An ice skating rink is revived in Bristol
BRISTOL — Thanks to a collaboration between the Mount Abraham Unified School District, the Bristol Recreation Department and the Bristol Recreation Club, the Bristol skating rink on Airport Drive has been renovated and reopened for public ice skating.
“I grew up here and I haven’t seen the rink like this since I was little,” said Mandy Chesley-Park, director of the Mount Abraham Unified School District’s Expanded Learning Program (ELP), during an evening test run of the rink in late December.
As she spoke, dozens of helmeted 5-Town ELP students, along with parents, educators and community members frolicked on the ice under a dome of light while pop music played over the PA system.

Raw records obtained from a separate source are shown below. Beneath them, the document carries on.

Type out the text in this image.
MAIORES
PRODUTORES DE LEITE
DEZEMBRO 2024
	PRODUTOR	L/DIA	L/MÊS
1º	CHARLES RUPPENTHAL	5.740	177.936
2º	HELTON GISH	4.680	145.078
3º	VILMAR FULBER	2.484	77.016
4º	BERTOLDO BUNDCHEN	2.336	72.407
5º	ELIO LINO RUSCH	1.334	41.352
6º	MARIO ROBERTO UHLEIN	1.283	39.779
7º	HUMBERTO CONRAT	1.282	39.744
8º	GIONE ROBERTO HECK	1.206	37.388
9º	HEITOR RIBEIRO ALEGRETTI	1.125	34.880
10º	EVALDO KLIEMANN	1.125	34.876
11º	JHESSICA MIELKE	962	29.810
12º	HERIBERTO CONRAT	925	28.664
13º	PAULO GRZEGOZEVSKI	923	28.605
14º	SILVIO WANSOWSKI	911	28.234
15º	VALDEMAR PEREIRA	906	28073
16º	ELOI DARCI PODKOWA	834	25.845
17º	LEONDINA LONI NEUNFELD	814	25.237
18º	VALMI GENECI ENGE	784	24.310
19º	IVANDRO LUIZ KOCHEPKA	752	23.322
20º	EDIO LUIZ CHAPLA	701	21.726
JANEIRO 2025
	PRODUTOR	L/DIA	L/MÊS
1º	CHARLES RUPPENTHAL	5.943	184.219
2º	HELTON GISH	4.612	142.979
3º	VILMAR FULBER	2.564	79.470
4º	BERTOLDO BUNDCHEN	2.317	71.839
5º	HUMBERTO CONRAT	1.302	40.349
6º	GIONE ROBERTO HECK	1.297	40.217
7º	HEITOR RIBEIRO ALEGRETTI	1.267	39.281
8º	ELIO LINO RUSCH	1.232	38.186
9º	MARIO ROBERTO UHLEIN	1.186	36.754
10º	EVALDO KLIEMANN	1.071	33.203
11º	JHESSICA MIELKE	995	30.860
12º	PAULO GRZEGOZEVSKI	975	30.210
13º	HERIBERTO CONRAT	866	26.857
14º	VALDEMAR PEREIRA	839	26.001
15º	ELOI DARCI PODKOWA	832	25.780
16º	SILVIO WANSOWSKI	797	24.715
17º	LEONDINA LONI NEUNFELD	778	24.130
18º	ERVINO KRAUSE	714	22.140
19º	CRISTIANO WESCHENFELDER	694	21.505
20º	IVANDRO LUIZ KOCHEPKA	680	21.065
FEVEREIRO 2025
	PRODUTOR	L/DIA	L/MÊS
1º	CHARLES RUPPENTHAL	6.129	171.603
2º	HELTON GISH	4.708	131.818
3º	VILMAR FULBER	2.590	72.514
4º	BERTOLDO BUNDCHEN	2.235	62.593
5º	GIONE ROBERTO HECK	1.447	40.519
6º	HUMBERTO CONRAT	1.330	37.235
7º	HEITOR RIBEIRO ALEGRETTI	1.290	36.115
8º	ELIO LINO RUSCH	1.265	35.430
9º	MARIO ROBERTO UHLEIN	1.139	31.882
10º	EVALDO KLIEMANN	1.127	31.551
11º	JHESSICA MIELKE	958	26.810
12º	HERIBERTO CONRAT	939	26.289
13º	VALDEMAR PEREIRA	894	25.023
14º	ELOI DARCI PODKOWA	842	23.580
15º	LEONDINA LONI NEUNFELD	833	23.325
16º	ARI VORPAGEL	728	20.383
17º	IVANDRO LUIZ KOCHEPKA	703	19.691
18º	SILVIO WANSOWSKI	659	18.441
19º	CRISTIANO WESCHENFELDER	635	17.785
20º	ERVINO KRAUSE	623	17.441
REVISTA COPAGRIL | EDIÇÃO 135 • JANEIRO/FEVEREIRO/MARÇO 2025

Some children leaned forward on stacked milk crates or metal folding chairs, putting one foot carefully in front of the other, while others sat in the chairs and enjoyed being pushed around the rink by the adults. Some whizzed around with hockey sticks, while others — feet together and arms out for balance — appeared to move in slow motion.

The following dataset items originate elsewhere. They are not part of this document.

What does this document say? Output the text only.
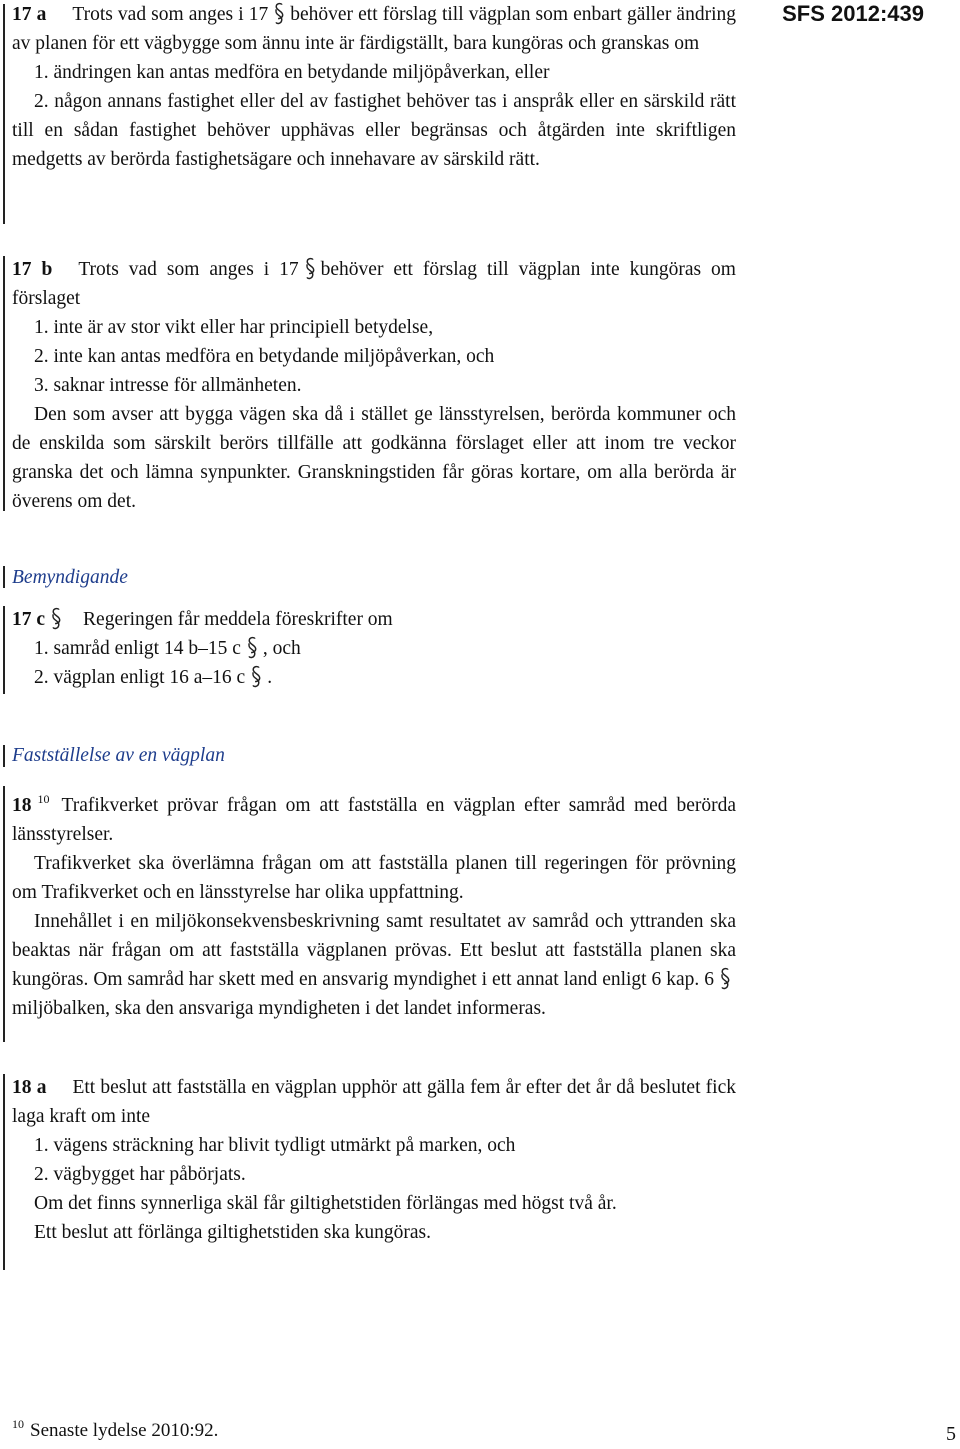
SFS 2012:439

17 a Trots vad som anges i 17 behöver ett förslag till vägplan som enbart gäller ändring av planen för ett vägbygge som ännu inte är färdigställt, bara kungöras och granskas om

1. ändringen kan antas medföra en betydande miljöpåverkan, eller

2. någon annans fastighet eller del av fastighet behöver tas i anspråk eller en särskild rätt till en sådan fastighet behöver upphävas eller begränsas och åtgärden inte skriftligen medgetts av berörda fastighetsägare och innehavare av särskild rätt.

17 b Trots vad som anges i 17 behöver ett förslag till vägplan inte kungöras om förslaget

1. inte är av stor vikt eller har principiell betydelse,

2. inte kan antas medföra en betydande miljöpåverkan, och

3. saknar intresse för allmänheten.

Den som avser att bygga vägen ska då i stället ge länsstyrelsen, berörda kommuner och de enskilda som särskilt berörs tillfälle att godkänna förslaget eller att inom tre veckor granska det och lämna synpunkter. Granskningstiden får göras kortare, om alla berörda är överens om det.

Bemyndigande

17 c Regeringen får meddela föreskrifter om

1. samråd enligt 14 b–15 c , och

2. vägplan enligt 16 a–16 c .

Fastställelse av en vägplan

18 $^{10}$ Trafikverket prövar frågan om att fastställa en vägplan efter samråd med berörda länsstyrelser.

Trafikverket ska överlämna frågan om att fastställa planen till regeringen för prövning om Trafikverket och en länsstyrelse har olika uppfattning.

Innehållet i en miljökonsekvensbeskrivning samt resultatet av samråd och yttranden ska beaktas när frågan om att fastställa vägplanen prövas. Ett beslut att fastställa planen ska kungöras. Om samråd har skett med en ansvarig myndighet i ett annat land enligt 6 kap. 6miljöbalken, ska den ansvariga myndigheten i det landet informeras.

18 a Ett beslut att fastställa en vägplan upphör att gälla fem år efter det år då beslutet fick laga kraft om inte

1. vägens sträckning har blivit tydligt utmärkt på marken, och

2. vägbygget har påbörjats.

Om det finns synnerliga skäl får giltighetstiden förlängas med högst två år.

Ett beslut att förlänga giltighetstiden ska kungöras.

$^{10}$ Senaste lydelse 2010:92.	5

One experienced pair of young skaters, graceful and meditative, wove among them all.
“This is exactly what I always want to see as a program director,” Chesley-Park said. “We’re always talking about at-risk youth surveys for fifth-, sixth- and seventh-graders, where kids continue to report, even in our small towns, that they don’t feel a sense of belonging.”
She waved to a passing skater. “It’s not like this will be a cure-all, but it’s one more place where kids can come. I mean, look at all these adults. They’re bending low. They’re talking.”

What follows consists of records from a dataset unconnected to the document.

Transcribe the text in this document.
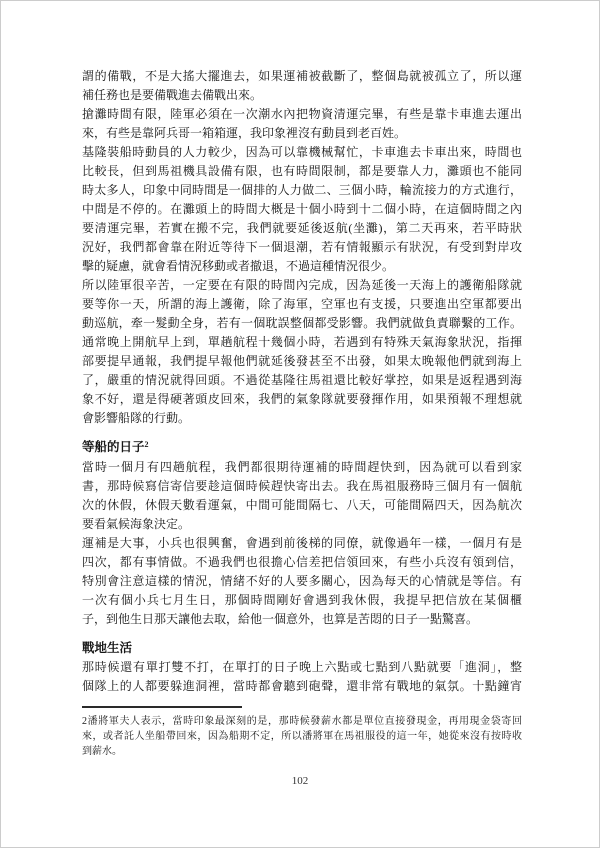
謂的備戰，不是大搖大擺進去，如果運補被截斷了，整個島就被孤立了，所以運
補任務也是要備戰進去備戰出來。
搶灘時間有限，陸軍必須在一次潮水內把物資清運完畢，有些是靠卡車進去運出
來，有些是靠阿兵哥一箱箱運，我印象裡沒有動員到老百姓。
基隆裝船時動員的人力較少，因為可以靠機械幫忙，卡車進去卡車出來，時間也
比較長，但到馬祖機具設備有限，也有時間限制，都是要靠人力，灘頭也不能同
時太多人，印象中同時間是一個排的人力做二、三個小時，輪流接力的方式進行，
中間是不停的。在灘頭上的時間大概是十個小時到十二個小時，在這個時間之內
要清運完畢，若實在搬不完，我們就要延後返航(坐灘)，第二天再來，若平時狀
況好，我們都會靠在附近等待下一個退潮，若有情報顯示有狀況，有受到對岸攻
擊的疑慮，就會看情況移動或者撤退，不過這種情況很少。
所以陸軍很辛苦，一定要在有限的時間內完成，因為延後一天海上的護衛船隊就
要等你一天，所謂的海上護衛，除了海軍，空軍也有支援，只要進出空軍都要出
動巡航，牽一髮動全身，若有一個耽誤整個都受影響。我們就做負責聯繫的工作。
通常晚上開航早上到，單趟航程十幾個小時，若遇到有特殊天氣海象狀況，指揮
部要提早通報，我們提早報他們就延後發甚至不出發，如果太晚報他們就到海上
了，嚴重的情況就得回頭。不過從基隆往馬祖還比較好掌控，如果是返程遇到海
象不好，還是得硬著頭皮回來，我們的氣象隊就要發揮作用，如果預報不理想就
會影響船隊的行動。
等船的日子$^2$
當時一個月有四趟航程，我們都很期待運補的時間趕快到，因為就可以看到家
書，那時候寫信寄信要趁這個時候趕快寄出去。我在馬祖服務時三個月有一個航
次的休假，休假天數看運氣，中間可能間隔七、八天，可能間隔四天，因為航次
要看氣候海象決定。
運補是大事，小兵也很興奮，會遇到前後梯的同僚，就像過年一樣，一個月有是
四次，都有事情做。不過我們也很擔心信差把信領回來，有些小兵沒有領到信，
特別會注意這樣的情況，情緒不好的人要多關心，因為每天的心情就是等信。有
一次有個小兵七月生日，那個時間剛好會遇到我休假，我提早把信放在某個櫃
子，到他生日那天讓他去取，給他一個意外，也算是苦悶的日子一點驚喜。
戰地生活
那時候還有單打雙不打，在單打的日子晚上六點或七點到八點就要「進洞」，整
個隊上的人都要躲進洞裡，當時都會聽到砲聲，還非常有戰地的氣氛。十點鐘宵
2潘將軍夫人表示，當時印象最深刻的是，那時候發薪水都是單位直接發現金，再用現金袋寄回
來，或者託人坐船帶回來，因為船期不定，所以潘將軍在馬祖服役的這一年，她從來沒有按時收
到薪水。
102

Town, school and community officials had been eyeing the rink, which was built in 2001 by the Bristol Recreation Club, for a while. In September they put their heads together and came up with a plan.
“To make this successful, one of the biggest things we needed to figure out was removing the snow,” said Meridith McFarland, director of the Bristol Recreation Department. “We’ve always had people who’ve been able to lay down the ice, but when there’s too much snow and you have to snow-blow or actually shovel it by hand, people lose interest pretty fast.”
One major obstacle, quite literally, was a lamppost that stood in front of the rink’s doors, which prevented large equipment from getting in to remove snow.
MAUSD’s facilities director Joel FitzGerald took care of that.
“All these rinks come in panels,” he explained. “We took an eight-foot panel out, moved the doors down, and put the panel where the doors were.”
Now, using their own equipment, the facilities staff at neighboring Mount Abraham Union High School can do in 30 minutes what otherwise would have taken hours.
“That was the biggest thing,” FitzGerald said. “How fast can we get the snow off of there?”
The MAUSD will help with snow removal and ice maintenance free of charge, as a gift to the community.
Meanwhile, as a fun bonus, the Bristol Recreation Department acquired a tow-behind Bambini ice resurfacing machine. It, too, was a gift — from Sugarbush Resort.
“It’s not bad for outside ice,” FitzGerald said at the inaugural ELP event. “Outside ice is harder and it’s generally rougher. But it’s better to learn to play hockey on because it’s slower. A lot of really good hockey players started on outdoor ice.”
They haven’t painted the ice yet, though.
“Generally when you put in ice you put paint with it to make it white, but we didn’t do that here,” FitzGerald said. “We wanted to see how it goes and then eventually we’ll paint lines.”
Maintaining those lines can also be challenging, he said, especially when there’s a thaw and refreeze.
On Dec. 20, the night of the ELP event, temperatures were in the low teens, but less than a week later the weather had warmed up.
“Ice rink is closed,” the Bristol Recreation Department posted on its website on Dec. 26. “We’ll keep you posted when it is back open. Think Cold Temps.”
Despite the increasing vagaries of Vermont winters, the rink team has high hopes for its project.
Two days after the ELP exhibition a group had scheduled a pickup hockey get-together.
And more events are scheduled: a Community Skate Night for Jan. 10 and a Valentine’s Day date-skate night for Feb. 14.
“After that we’re just trying to do more events and also support some of the pickup games, like Puck and Stick or Pick-a-Puck,” McFarland said.
The Expanded Learning Program also plans to create its own ice hockey league, Chesley-Park said.
“Maybe once we get the ice really good, we can even invite the Middlebury College hockey team to come practice,” she mused.
Maybe one day, too: a roof.
“We do talk about that when we talk big picture,” Chesley-Park said, laughing. “But for now the main thing is we just have to get good ice.”
Just as important as good ice has been good will among various community stakeholders.
“At the last community event I went to we were talking about school consolidation. As they put the (financial) numbers out there the feeling was just so somber,” Chesley-Park said. “For all of us, when we got together to work on (the rink) it was like, ‘OK, how can we bring spirit back and how can we get everyone working together?’ Because we’re going to need to be unified. We’re going to need things like this where we can all pull together.”